For Parish, who is believed to have considered sacking Glasner after the Sunderland game before sticking with him mainly owing to a lack of alternatives, that is a reality he has got used to since he replaced Roy Hodgson with the manager who led Eintracht Frankfurt to the Europa League in 2022. It is no coincidence that a similar clash with the Eintracht board over transfers led to Glasner’s departure from the club he guided to the knockout stages of the Champions League, and that his spell at Wolfsburg ended after its second season after he accused the sporting director of failing to keep promises over signings.

Crystal Palace’s Brennan Johnson (right) and Aston Villa’s Youri Tielemans battle for the ball at Selhurst Park
The signing of Brennan Johnson for a club-record £35m was a sign of Palace’s intent for January. Photograph: Jordan Pettitt/PA

The rapprochement with Parish means Glasner is on course to pass the 100-game mark with a club for the first time since his four seasons with Lask in Austria.
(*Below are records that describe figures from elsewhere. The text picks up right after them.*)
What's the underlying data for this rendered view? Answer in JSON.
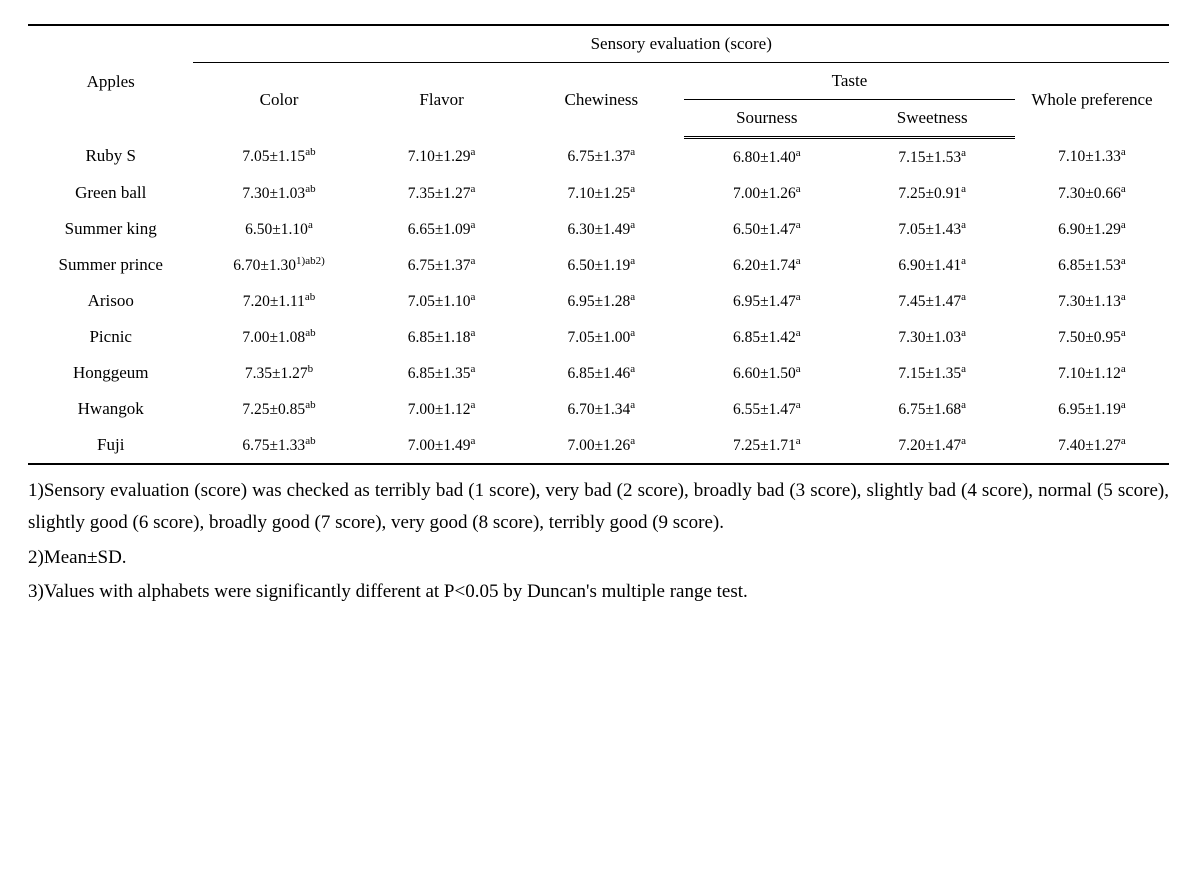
{
  "colors": {
    "text": "#000000",
    "background": "#ffffff",
    "rule": "#000000"
  },
  "header": {
    "row_label": "Apples",
    "super_header": "Sensory evaluation (score)",
    "taste_group": "Taste",
    "columns": {
      "color": "Color",
      "flavor": "Flavor",
      "chewiness": "Chewiness",
      "sourness": "Sourness",
      "sweetness": "Sweetness",
      "whole_pref": "Whole preference"
    }
  },
  "rows": [
    {
      "name": "Ruby S",
      "cells": [
        {
          "v": "7.05±1.15",
          "s": "ab"
        },
        {
          "v": "7.10±1.29",
          "s": "a"
        },
        {
          "v": "6.75±1.37",
          "s": "a"
        },
        {
          "v": "6.80±1.40",
          "s": "a"
        },
        {
          "v": "7.15±1.53",
          "s": "a"
        },
        {
          "v": "7.10±1.33",
          "s": "a"
        }
      ]
    },
    {
      "name": "Green ball",
      "cells": [
        {
          "v": "7.30±1.03",
          "s": "ab"
        },
        {
          "v": "7.35±1.27",
          "s": "a"
        },
        {
          "v": "7.10±1.25",
          "s": "a"
        },
        {
          "v": "7.00±1.26",
          "s": "a"
        },
        {
          "v": "7.25±0.91",
          "s": "a"
        },
        {
          "v": "7.30±0.66",
          "s": "a"
        }
      ]
    },
    {
      "name": "Summer king",
      "cells": [
        {
          "v": "6.50±1.10",
          "s": "a"
        },
        {
          "v": "6.65±1.09",
          "s": "a"
        },
        {
          "v": "6.30±1.49",
          "s": "a"
        },
        {
          "v": "6.50±1.47",
          "s": "a"
        },
        {
          "v": "7.05±1.43",
          "s": "a"
        },
        {
          "v": "6.90±1.29",
          "s": "a"
        }
      ]
    },
    {
      "name": "Summer prince",
      "cells": [
        {
          "v": "6.70±1.30",
          "s": "1)ab2)"
        },
        {
          "v": "6.75±1.37",
          "s": "a"
        },
        {
          "v": "6.50±1.19",
          "s": "a"
        },
        {
          "v": "6.20±1.74",
          "s": "a"
        },
        {
          "v": "6.90±1.41",
          "s": "a"
        },
        {
          "v": "6.85±1.53",
          "s": "a"
        }
      ]
    },
    {
      "name": "Arisoo",
      "cells": [
        {
          "v": "7.20±1.11",
          "s": "ab"
        },
        {
          "v": "7.05±1.10",
          "s": "a"
        },
        {
          "v": "6.95±1.28",
          "s": "a"
        },
        {
          "v": "6.95±1.47",
          "s": "a"
        },
        {
          "v": "7.45±1.47",
          "s": "a"
        },
        {
          "v": "7.30±1.13",
          "s": "a"
        }
      ]
    },
    {
      "name": "Picnic",
      "cells": [
        {
          "v": "7.00±1.08",
          "s": "ab"
        },
        {
          "v": "6.85±1.18",
          "s": "a"
        },
        {
          "v": "7.05±1.00",
          "s": "a"
        },
        {
          "v": "6.85±1.42",
          "s": "a"
        },
        {
          "v": "7.30±1.03",
          "s": "a"
        },
        {
          "v": "7.50±0.95",
          "s": "a"
        }
      ]
    },
    {
      "name": "Honggeum",
      "cells": [
        {
          "v": "7.35±1.27",
          "s": "b"
        },
        {
          "v": "6.85±1.35",
          "s": "a"
        },
        {
          "v": "6.85±1.46",
          "s": "a"
        },
        {
          "v": "6.60±1.50",
          "s": "a"
        },
        {
          "v": "7.15±1.35",
          "s": "a"
        },
        {
          "v": "7.10±1.12",
          "s": "a"
        }
      ]
    },
    {
      "name": "Hwangok",
      "cells": [
        {
          "v": "7.25±0.85",
          "s": "ab"
        },
        {
          "v": "7.00±1.12",
          "s": "a"
        },
        {
          "v": "6.70±1.34",
          "s": "a"
        },
        {
          "v": "6.55±1.47",
          "s": "a"
        },
        {
          "v": "6.75±1.68",
          "s": "a"
        },
        {
          "v": "6.95±1.19",
          "s": "a"
        }
      ]
    },
    {
      "name": "Fuji",
      "cells": [
        {
          "v": "6.75±1.33",
          "s": "ab"
        },
        {
          "v": "7.00±1.49",
          "s": "a"
        },
        {
          "v": "7.00±1.26",
          "s": "a"
        },
        {
          "v": "7.25±1.71",
          "s": "a"
        },
        {
          "v": "7.20±1.47",
          "s": "a"
        },
        {
          "v": "7.40±1.27",
          "s": "a"
        }
      ]
    }
  ],
  "footnotes": [
    "1)Sensory evaluation (score) was checked as terribly bad (1 score), very bad (2 score), broadly bad (3 score), slightly bad (4 score), normal (5 score), slightly good (6 score), broadly good (7 score), very good (8 score),  terribly good (9 score).",
    "2)Mean±SD.",
    "3)Values with alphabets were significantly different at P<0.05 by Duncan's multiple range test."
  ]
}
With doubts over Jean-Philippe Mateta’s immediate future and a desperate need to sign an experienced replacement for Guéhi even with the return of Chadi Riad from a long-term knee injury, the problems will not go away just because Daniel Muñoz and Ismaïla Sarr are back from injury and the Africa Cup of Nations respectively.

Glasner revealed he had agreed with the board last February that Guéhi would be sold after Palace rejected offers worth up to £70m from Newcastle and Tottenham for the England defender. The sudden departure of the sporting director Dougie Freedman the following month after the former Scotland forward is understood to have become frustrated at the lack of funds made available in the January window left Palace’s search for Guéhi’s replacement and other transfer plans in limbo as they entered the summer. Matt Hobbs, the former Wolves sporting director, was eventually appointed to replace Freedman but Glasner was not happy that most of the £67.5m fee received for Eberechi Eze from Arsenal was not reinvested in his squad as the club prepared to compete in Europe for the first time.

The arrival of Brennan Johnson from Spurs for a club-record £35m was a sign of Palace’s intent for January, and the returns of Muñoz and Sarr for Sunday’s game at home to Chelsea will give the squad a much-needed boost. Daichi Kamada and Eddie Nketiah are expected back in the next couple of weeks.

“I tell the Palace fans: ‘Stay calm, trust in the people in the club, they’re doing their best,’ and that’s what we always say when I talk to the chairman,” Glasner said. “The good thing is we all want the same for Crystal Palace, and that’s why I reacted in that way, because I still want the best for Crystal Palace.

“I’m not the guy who says: ‘I don’t care what happens here, in four months I will go back to Austria and whatever.’ No, I can’t be like this and I think this is part of why I’m successful as a person and as a manager. Because for me, spending 60, 70, 80 hours a week away from my family, this must be more than a job. And it is more than a job for me.”